Erwin Lazaro Angels Among Us Eagles - Witchy Woman (D. Henley, B. Leadon) ~ Erwin Lazaro 146
I’m a Big fan of Eagles music and covering “Take It Easy” for my 132nd post was a lot of fun. I had trouble deciding which Eagles hit to cover next and decided on “Witchy Woman”. I know that “Witchy Woman” has nothing to do with Halloween, as you can read below, but because Halloween is around the corner at this time, that timing was all I needed to sway me towards picking this “testimonial of sorts” of a song for Henley and Leadon, though Zelda Fitzgerald was the specific inspiration for Henley. Regardless, it’s a great song and I hope my cover will entertain anyone willing to enjoy my rendition. I do have to add that I don’t have money to pay actors so the segments showing my eyes are not intended to represent those of the “Witchy Woman”. LOL! Instead, my eyes are witnessing the actions of the “Witchy Woman” by candlelight. Don’t worry, My Love, this is just a video and in NO way represents how I feel about you! =P
"Witchy Woman" is a song written by Don Henley and Bernie Leadon, and recorded by the American rock band Eagles. Released as the second single from the band's debut album Eagles, it reached #9 on the Billboard Pop singles chart and is the only single from the album to feature Henley on lead vocals.
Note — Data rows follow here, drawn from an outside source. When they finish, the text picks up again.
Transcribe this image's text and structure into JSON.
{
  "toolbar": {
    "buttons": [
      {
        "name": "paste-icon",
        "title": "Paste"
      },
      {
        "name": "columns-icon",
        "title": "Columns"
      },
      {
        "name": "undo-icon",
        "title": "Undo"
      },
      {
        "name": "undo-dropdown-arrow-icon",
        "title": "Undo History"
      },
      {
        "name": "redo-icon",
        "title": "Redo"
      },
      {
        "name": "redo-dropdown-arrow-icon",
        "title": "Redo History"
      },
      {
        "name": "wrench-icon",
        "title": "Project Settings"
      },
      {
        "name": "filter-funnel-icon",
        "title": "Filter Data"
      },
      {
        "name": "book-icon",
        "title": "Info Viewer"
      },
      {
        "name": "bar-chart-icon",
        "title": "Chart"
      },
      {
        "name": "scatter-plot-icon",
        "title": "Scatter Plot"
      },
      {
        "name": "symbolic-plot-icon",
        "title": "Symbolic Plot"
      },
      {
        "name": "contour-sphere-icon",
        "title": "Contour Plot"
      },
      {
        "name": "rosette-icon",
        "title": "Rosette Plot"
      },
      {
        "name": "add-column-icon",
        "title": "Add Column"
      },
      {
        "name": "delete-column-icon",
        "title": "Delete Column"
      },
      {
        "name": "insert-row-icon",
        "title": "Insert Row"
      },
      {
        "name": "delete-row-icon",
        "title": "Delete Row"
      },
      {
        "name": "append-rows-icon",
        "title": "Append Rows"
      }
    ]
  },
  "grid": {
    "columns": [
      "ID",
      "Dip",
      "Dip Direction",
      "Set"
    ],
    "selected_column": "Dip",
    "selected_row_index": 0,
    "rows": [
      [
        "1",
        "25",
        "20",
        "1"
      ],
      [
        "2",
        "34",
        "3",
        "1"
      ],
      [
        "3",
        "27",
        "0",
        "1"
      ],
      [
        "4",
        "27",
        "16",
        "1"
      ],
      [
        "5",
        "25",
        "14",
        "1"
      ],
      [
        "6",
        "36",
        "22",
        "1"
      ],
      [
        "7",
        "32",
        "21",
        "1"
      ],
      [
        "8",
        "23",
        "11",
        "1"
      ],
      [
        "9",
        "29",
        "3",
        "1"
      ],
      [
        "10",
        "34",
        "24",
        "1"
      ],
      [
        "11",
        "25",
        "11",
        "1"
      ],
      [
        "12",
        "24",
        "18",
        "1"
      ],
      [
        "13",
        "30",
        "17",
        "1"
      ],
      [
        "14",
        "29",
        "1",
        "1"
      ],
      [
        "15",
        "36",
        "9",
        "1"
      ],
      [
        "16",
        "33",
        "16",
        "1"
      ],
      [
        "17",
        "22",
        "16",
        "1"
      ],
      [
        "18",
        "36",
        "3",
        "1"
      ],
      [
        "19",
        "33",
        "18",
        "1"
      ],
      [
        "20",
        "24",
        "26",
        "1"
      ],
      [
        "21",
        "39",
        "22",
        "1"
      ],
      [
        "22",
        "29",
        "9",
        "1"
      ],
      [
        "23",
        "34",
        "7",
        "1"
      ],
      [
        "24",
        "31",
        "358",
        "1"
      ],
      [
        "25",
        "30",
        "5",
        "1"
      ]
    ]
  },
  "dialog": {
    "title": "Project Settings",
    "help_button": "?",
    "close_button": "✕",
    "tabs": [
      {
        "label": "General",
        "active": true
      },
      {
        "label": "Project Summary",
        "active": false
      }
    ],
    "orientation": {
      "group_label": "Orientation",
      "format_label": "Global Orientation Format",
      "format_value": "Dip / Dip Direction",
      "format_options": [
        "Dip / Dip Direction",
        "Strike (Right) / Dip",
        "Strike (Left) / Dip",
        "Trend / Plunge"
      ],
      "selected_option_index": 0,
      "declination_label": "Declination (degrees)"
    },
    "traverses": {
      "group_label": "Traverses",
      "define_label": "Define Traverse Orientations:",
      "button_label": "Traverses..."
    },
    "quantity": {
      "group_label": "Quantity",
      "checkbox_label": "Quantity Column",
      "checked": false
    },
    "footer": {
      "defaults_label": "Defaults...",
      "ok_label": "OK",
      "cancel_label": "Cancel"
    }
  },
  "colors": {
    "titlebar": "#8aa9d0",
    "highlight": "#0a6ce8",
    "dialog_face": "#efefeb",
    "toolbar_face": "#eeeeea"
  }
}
"Witchy Woman" was started by guitarist Bernie Leadon who wrote it while he was a member of The Flying Burrito Brothers. Upon joining the Eagles, Bernie and Don Henley completed writing the song in the signature Eagles style and it was one of Henley's first songs he wrote for the Eagles. While the inspiration for the title and lyrics was based on various women they had met and remembered as seductive enchantresses, Henley had Zelda Fitzgerald particularly in mind after reading her biography. The muse and sometimes genius behind her well-published author husband F. Scott Fitzgerald, Zelda was known as wild, bewitching and mesmerizing and was the quintessential "Flapper", as her husband dubbed her, of the Jazz Age and the Roaring Twenties. In his novel, The Great Gatsby, Fitzgerald embodies Zelda's uninhibited and reckless personality in the character of Daisy Buchanan. Theories and speculation on Zelda's behavior were widespread, with lyrics in "Witchy Woman" referring to Zelda's partying excesses being detrimental to her psyche: "She drove herself to madness with the silver spoon", is a reference to Zelda's time in a mental institution and the special slotted silver spoon used to dissolve sugar cubes with Absinthe, the popular 1920s alcoholic beverage distilled from the wormwood tree and called "the green fairy" for sometimes inducing hallucinations. The song was conceived while Don Henley was living in an old house near the Hollywood Bowl, with his flat mate, Henry Vine (aka 'Blitz').